We also can’t end poverty by trying to fix people. People living on low-incomes, predominantly Black and brown people in D.C. do not need to be fixed. Bread for the City’s clients are resourceful, creative, and resilient. It’s the systems of over-policing, underfunded education, jobs that don’t pay a living wage, and lack of access to affordable, quality healthcare, that sentence them and their families to extreme and generational poverty that are broken and need fixing. 

For decades, our public and private systems have worked in tandem to push Black and brown people living on low incomes out of the city by wages that do not keep up with the sky-high cost of living and property taxes that uprooted former owners. Those that weren’t pushed out found themselves at the margins of the city, caught in a vicious cycle of underfunded schools, underemployment, food deserts, lack of quality healthcare, and housing that isn’t affordable.

Meanwhile, those who turn to our government for assistance find systems that are dedicated to making it difficult if not impossible to access the social supports the system purports to offer. And the supports they are able to access are often a substandard part of a shredded social safety net. The state of our public housing stock remains in deplorable conditions. Public housing units filled with mold and pests contribute to the city’s rising asthma rate among children. Nearly one-third of the total public housing stock is virtually unlivable, with residents reporting issues that range from lead to rodents and roaches. Low-income residents still face housing challenges on the private market, with landlords illegally discriminating against prospective tenants with vouchers and similar code violations they escaped in public housing. 

It doesn’t have to be this way. In Canada, an intentional alignment of public-private partnerships has brought communities together across the country to change the strategy about tackling poverty. David Brooks of the New York Times notes that Canadians “launch[ed] a different kind of conversation…they don’t want better ‘poor’; they want fewer ‘poor’. That is to say, their focus is not on how do we give people food so they don’t starve. It is how do we move people out of poverty… How do we eradicate poverty altogether?”

How can we do this? 

First, we decide that we’re genuinely committed to ending poverty. It’s not enough to say we are, while our actions reflect solutions that make us feel better but don’t do better.

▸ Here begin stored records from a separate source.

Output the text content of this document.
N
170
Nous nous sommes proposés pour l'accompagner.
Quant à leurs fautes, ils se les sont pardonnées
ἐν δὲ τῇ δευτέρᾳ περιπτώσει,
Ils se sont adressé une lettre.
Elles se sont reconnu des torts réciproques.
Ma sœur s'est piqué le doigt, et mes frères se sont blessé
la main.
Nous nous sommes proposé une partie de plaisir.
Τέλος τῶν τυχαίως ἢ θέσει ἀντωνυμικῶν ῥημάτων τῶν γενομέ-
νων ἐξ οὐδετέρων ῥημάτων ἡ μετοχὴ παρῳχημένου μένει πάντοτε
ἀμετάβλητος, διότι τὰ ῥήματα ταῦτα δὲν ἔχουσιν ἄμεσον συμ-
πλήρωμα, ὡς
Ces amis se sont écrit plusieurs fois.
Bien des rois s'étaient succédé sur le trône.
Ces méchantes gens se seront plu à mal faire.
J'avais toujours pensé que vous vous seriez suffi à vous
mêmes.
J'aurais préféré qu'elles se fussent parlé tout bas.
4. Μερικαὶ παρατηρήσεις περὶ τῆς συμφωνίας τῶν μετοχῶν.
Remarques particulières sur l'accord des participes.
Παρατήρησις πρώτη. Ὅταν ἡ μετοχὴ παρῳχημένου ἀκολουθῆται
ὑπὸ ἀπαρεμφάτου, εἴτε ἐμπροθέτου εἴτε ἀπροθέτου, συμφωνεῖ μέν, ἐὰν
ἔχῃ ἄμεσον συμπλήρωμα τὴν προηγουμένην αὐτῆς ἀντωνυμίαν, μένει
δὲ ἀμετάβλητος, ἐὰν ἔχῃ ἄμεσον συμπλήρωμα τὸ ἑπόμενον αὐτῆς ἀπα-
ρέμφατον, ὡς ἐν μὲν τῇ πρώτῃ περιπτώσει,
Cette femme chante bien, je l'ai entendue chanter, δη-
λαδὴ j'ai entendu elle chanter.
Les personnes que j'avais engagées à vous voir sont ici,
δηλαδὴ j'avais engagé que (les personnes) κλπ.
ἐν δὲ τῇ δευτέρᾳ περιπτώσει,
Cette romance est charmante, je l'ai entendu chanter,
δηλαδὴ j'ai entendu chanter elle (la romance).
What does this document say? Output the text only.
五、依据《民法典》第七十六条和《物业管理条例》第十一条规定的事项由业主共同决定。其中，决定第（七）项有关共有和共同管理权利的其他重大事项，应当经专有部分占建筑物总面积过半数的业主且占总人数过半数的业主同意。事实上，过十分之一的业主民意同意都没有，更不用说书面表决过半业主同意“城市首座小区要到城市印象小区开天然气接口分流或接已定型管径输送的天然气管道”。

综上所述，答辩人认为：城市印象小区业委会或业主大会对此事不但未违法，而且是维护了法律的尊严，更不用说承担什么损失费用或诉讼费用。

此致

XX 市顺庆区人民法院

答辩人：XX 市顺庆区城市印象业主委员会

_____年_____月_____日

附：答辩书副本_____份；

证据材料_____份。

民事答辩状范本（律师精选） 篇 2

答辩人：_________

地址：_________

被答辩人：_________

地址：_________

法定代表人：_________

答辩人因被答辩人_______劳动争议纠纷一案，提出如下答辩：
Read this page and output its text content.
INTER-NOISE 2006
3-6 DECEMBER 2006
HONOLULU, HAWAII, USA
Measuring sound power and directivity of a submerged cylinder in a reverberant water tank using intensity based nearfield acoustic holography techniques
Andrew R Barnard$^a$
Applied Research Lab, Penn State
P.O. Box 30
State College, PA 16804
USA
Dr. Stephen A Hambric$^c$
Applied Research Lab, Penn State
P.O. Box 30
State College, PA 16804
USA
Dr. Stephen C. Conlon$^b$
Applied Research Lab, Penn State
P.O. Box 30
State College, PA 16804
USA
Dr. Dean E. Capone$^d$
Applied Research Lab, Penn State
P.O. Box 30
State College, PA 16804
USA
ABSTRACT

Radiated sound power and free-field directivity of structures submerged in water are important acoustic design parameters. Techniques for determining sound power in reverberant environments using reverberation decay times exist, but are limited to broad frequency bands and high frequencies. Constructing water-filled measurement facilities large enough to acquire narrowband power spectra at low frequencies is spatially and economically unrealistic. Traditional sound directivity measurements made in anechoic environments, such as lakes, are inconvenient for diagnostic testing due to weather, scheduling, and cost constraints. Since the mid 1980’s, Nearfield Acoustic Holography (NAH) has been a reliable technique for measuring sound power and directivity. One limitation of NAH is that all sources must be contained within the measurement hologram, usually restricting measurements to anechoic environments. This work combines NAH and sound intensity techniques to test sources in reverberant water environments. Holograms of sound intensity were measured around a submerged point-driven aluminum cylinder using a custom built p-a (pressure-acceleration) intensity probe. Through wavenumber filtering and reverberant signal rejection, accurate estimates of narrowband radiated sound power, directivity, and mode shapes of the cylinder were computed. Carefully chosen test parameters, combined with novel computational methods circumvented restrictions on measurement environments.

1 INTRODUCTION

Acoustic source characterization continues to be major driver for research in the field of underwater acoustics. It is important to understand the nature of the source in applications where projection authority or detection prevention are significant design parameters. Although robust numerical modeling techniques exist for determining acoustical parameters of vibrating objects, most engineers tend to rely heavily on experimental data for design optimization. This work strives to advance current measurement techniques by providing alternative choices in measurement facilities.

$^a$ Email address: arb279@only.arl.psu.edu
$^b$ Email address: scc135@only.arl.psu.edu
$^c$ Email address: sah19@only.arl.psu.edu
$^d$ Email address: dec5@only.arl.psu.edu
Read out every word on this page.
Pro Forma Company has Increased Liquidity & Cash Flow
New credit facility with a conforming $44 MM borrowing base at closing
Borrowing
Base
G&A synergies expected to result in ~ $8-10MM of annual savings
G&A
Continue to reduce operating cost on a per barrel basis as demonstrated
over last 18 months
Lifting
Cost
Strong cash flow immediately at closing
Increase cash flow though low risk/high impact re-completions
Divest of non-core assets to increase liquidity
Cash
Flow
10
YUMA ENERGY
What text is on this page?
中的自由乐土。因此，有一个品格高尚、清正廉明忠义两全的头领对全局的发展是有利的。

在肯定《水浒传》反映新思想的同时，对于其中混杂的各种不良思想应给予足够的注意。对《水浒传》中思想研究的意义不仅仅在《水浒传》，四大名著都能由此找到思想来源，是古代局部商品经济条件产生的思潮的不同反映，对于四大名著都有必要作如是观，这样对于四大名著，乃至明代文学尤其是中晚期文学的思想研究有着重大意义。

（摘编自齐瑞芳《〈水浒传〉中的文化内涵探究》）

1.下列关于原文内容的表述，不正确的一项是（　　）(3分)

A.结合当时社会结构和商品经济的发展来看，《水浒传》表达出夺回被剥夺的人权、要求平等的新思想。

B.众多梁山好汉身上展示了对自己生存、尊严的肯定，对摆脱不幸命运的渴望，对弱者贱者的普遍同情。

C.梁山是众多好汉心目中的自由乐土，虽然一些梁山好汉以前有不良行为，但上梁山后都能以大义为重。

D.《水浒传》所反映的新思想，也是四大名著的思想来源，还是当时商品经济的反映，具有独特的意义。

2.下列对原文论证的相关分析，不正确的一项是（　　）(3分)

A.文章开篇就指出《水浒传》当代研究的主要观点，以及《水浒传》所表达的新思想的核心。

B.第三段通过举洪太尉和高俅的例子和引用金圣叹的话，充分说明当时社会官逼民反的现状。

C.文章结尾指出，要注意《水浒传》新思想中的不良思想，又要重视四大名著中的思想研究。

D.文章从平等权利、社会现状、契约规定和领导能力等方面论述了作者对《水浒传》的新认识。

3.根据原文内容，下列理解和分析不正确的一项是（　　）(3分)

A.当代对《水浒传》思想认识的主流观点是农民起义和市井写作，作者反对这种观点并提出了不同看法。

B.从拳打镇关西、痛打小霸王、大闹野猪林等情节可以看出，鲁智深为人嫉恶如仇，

We also realize that the government is a significant player in ending poverty. Our elected officials must end their reluctance to aggressively use the tax code to ensure more progressive, equitable outcomes for low-income residents. We must name these systems, calling out that poverty is born of systemic racism that has threatened to crush low-income Black and brown residents. 

If D.C. is a world-class city, I believe a world-class city should and would measure itself by the socioeconomic stability and well being of its most impoverished and disadvantaged citizens and not the increased comforts and wealth of its most privileged.